Das war meine Rettung

Liebe Gemeinde daheim und hier in der Kirche, so heißt eine Rubrik im Magazin der Wochenzeitung "Die Zeit”. Das war meine Rettung. Ich liebe diese Seite: Menschen erzählen von dieser einen lebensrettenden Wendung ihres Lebens. Dem Neuanfang oder dem lang ersehnten Ende. Manchmal auch von Erfolgen, die viel zu lange auf sich warten ließen.

Ich finde das so tröstlich, diese Geschichten zu lesen: Weil darin die Verheißung versteckt ist, dass es für jeden eine Rettung geben könne. Auch für mich. Ich glaube, es gibt diese Seite, weil sich jede und jeder damit identifizieren kann, dass man manchmal eine Rettung braucht. Aus einem Leben, das an die eigenen Grenzen gestoßen ist. Wir haben schon blaue Flecken davon. Die Arme tun uns weh, weil wir so fest an allen Seilen gezogen haben, die uns herausziehen sollten. Um dann schließlich stehen zu bleiben und zu sagen. Das war‘s. Ich kann nicht mehr. Ich kann mich da nicht mehr retten.
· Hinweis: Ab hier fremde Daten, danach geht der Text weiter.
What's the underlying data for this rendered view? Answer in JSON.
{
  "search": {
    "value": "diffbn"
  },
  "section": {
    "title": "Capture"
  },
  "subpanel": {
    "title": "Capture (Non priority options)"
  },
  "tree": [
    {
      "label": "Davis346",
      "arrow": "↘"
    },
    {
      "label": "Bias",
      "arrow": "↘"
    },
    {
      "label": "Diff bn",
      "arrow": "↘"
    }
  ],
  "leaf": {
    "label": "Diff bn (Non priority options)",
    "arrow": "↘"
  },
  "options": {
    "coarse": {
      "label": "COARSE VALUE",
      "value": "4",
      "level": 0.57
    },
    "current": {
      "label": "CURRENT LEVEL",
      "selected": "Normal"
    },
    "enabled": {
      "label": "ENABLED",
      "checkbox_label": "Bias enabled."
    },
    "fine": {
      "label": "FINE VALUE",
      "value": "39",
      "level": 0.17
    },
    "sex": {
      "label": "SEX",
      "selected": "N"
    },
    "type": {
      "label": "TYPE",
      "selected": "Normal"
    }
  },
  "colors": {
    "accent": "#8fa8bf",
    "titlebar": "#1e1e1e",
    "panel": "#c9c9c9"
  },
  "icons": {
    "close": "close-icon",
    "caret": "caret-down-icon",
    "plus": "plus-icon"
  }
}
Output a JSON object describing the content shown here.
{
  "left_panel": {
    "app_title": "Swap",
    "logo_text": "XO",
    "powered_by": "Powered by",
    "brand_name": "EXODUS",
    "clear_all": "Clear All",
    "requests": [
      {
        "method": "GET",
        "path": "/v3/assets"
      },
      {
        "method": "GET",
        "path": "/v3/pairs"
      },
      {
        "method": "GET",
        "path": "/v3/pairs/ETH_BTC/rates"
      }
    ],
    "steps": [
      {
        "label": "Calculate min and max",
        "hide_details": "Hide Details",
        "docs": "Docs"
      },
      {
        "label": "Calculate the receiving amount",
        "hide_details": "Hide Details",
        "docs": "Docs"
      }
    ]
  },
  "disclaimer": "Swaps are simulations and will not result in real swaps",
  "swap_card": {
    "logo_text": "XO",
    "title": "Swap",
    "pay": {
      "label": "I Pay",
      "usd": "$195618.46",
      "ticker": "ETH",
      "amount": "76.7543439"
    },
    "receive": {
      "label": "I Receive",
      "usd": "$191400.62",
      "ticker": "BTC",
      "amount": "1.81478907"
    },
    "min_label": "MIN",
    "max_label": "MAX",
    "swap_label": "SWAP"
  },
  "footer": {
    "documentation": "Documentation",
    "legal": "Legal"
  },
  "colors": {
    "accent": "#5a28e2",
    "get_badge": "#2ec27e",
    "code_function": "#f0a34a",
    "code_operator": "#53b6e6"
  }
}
Wenn die Rettung kommt, versteht man die Welt nicht mehr

In dem Moment, wo wir das erkennen, reagieren Menschen sehr unterschiedlich: Mit Verdrängen und Wegschieben. Mit Ignorieren, Überspielen. Oder mit Weglaufen, laut werden, Das Gegenteil behaupten. Diese sehr unterschiedlichen Rettungsversuche funktionieren meistens sehr gut. So gut, dass man sie sich manchmal sogar selber glaubt und vergisst, dass man eigentlich gerettet werden wollte. Wenn dann die Rettung kommt, die tatsächlich eine Rettung und keine Ablenkung und kein Ausweichen ist, versteht man plötzlich die Welt nicht mehr. Und manchmal fühlt sich die Rettung dann nicht sanft, gut und richtig an. Sondern hart, stürmisch, unnachgiebig und vor allem unglaublich überfordernd.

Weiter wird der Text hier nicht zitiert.